Location material gathered by Kaestner was used to turn a hotel in London’s Aldwych into one in Istanbul. Another scene takes place in a Wimpy Bar in Piccadilly Circus. Wimpy Bars were the English fast-food joints of the period, before McDonalds had leapt across the Atlantic. The scene is shot through the glass, as if from just outside the café, and the period is established almost subliminally with the addition of reflected cars and period neon signs for Skol Lager and Cinzano. Such light touches transport audiences back to the precise time and place. Reflections also help convince the eye that three car shots, in London and the English countryside were actually occurring, and other digital touch ups help place viewers firmly in ’70s locations around London and Istanbul.
The flaming owl is the centerpiece of a short scene in which ex-Circus operative Jim Prideaux (Mark Strong) is teaching a French class at a private school for boys. Suddenly, an owl flies down the chimney, through the fire and – in flames – into the classroom. As it circles the room Prideaux seizes a ruler and, with a single well-aimed slash, brings the hapless bird down and out.
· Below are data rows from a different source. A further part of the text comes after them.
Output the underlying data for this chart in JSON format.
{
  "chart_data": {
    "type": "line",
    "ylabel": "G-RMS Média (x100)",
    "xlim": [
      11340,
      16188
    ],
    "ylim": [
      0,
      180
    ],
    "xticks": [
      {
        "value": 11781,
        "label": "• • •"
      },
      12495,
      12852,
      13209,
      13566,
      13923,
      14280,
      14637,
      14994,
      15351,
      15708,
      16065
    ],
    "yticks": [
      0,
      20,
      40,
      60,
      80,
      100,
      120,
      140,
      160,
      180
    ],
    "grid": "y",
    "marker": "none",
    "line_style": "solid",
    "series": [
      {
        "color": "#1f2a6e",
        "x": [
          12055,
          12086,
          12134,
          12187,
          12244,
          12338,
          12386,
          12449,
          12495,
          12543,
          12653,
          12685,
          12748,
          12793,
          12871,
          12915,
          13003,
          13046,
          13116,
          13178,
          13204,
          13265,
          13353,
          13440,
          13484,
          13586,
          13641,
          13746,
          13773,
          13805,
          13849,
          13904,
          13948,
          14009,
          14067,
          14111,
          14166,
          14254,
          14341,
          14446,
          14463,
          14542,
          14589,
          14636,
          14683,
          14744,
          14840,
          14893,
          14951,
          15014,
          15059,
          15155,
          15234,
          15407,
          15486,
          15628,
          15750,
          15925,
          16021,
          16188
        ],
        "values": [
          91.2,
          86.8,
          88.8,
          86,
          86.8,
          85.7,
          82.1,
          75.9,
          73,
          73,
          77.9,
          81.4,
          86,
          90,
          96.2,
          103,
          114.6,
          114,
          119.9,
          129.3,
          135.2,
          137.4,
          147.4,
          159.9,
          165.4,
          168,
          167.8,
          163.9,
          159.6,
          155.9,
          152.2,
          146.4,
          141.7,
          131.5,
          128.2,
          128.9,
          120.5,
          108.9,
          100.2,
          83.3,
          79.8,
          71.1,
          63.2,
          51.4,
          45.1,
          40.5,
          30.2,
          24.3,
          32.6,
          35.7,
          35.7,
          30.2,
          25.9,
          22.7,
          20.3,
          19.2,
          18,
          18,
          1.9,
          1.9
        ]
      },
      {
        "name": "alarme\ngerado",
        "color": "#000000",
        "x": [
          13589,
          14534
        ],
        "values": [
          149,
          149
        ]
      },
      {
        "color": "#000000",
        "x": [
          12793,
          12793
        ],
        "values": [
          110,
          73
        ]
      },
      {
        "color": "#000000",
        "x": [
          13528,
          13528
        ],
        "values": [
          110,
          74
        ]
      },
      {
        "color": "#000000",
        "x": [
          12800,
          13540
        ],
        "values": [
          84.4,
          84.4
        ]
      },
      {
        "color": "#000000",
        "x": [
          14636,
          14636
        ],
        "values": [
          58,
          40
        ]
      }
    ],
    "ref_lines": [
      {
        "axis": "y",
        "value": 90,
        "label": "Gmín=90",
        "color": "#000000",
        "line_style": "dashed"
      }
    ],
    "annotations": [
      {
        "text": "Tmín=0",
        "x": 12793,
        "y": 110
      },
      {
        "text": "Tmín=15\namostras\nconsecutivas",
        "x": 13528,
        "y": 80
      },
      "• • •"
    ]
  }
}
The scene economically lets the audience know that Strong’s deadly spy training is still very much available to him if he needs it. “We shot it in separate layers,” explained Quintavalle, “The owl (incidentally an old friend from Harry Potter shoots), the children and Strong. Smoke, fire, embers and feather elements were tracked on to the owl, with Strong striking a dummy at the appropriate moment. Strong was a delight for us to work with in that his timing was remarkable. We had to do a number of takes, tweaking the timing as we went, and Strong’s ability to add or subtract a beat or a second to his movements, whilst staying true to his character’s actions was astonishing.”
Tinker Tailor Soldier Spy opened in the U.K. Sept. 16, and is already being hailed as an awards season contender. The film was produced by Tim Bevan, Eric Fellner and Robyn Slovo for Working Title Films.